Pendant ce temps, les Allemands arrivent à Paris et le reste de la famille suit le mouvement d’exode vers le sud. Ils arrivent à Port-Sainte-Marie dans le Lot-et-Garonne où Liliane voit le jour dans un hospice pour vieillards. Ils reviennent cependant à Paris, 51 rue des Francs-Bourgeois dans le Marais, pour avoir quelques chances de recevoir des nouvelles de Robert, dont on ne sait pas ce qu’il est devenu. Ce n’est qu’en novembre que la Croix Rouge confirme qu’il est vivant tout en affirmant de pas avoir d’information sur sa localisation.
Début des restrictions….
A Paris, la famille doit faire face aux mesures antijuives : faire les courses entre 11h et 12h avec des tickets de rationnement (créneau horaire où il ne reste plus grand-chose dans les rayons), voyager dans le dernier wagon du métro, interdiction d’aller dans les parcs, au cinéma, plus de métiers en relation avec le public et bien évidemment le port obligatoire de l’étoile jaune dès 1942. Ce signe distinctif qui conduit Paulette à demander que Jean, l’aîné, ne reçoive plus de récompenses pour ses exploits scolaires car il ne peut se présenter aux remises de prix. La famille subit, comme toute la population française, la pénurie de biens de première nécessité et le grand froid de l’hiver 1940-41. Elle bénéficie cependant de l’aide discrète de madame Pierre, la femme de ménage, qui prend place pour Paulette dans les files d’attentes de ravitaillement. Un exemple de résistance cachée.
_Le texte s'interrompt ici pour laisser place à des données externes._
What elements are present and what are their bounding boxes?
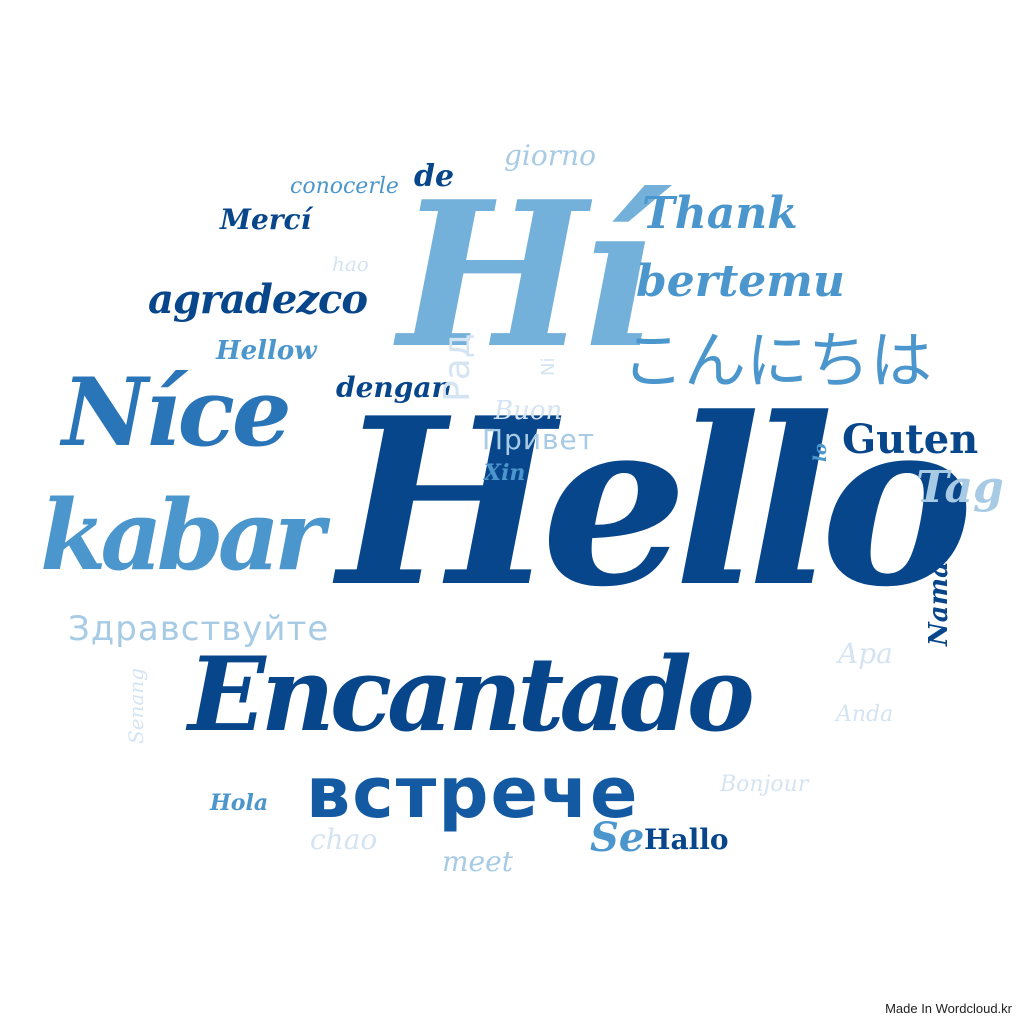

Au printemps 1941, lors de la rafle du billet vert, son oncle Maurice, l’époux de Marinette, la sœur de Paulette, et un cousin éloigné sont convoqués et se rendent au commissariat. Motif de l’arrestation : « en surnombre dans l’économie nationale »! Malheureusement, ils sont envoyés au camp de Beaune-la-Rolande puis à Auschwitz. Mais ils parviennent miraculeusement à s’en sortir après trois longues années de déportation.
Après avoir vu que la police arrêtait également les enfants lors de la rafle du Vel d’hiv, le 16 juillet 1942, la mère de Liliane décide de cacher ses enfants, non sans avoir pris le risque de tenter d’apporter ses médicaments à sa belle-sœur Rose, arrêtée avec son mari Henri et son fils Daniel (6 ans).
Des rencontres qui sauvent des vies
En septembre 1941, la famille était partie en Bretagne en vacances grâce à une association de femmes de prisonniers, au château des Renardières, près de Fougères. Là-bas, Paulette s’était liée d’amitié avec madame Angèle Breton et madame Marcelle Galligazon, deux autres épouses de militaires. Elle décide donc de confier la petite Liliane, deux ans à peine, à Angèle Breton qui vit à Fougères. C’est madame Galligazon qui la conduit à bon port, la faisant passer pour sa propre fille. Liliane reçoit alors une éducation religieuse catholique pour donner le change (les trois enfants ont été baptisés grâce à l’aide active de Monsieur Labatut et sa compagne madame Fonvieille, en espérant ainsi les faire échapper à la persécution) et est présentée comme une nièce de la famille.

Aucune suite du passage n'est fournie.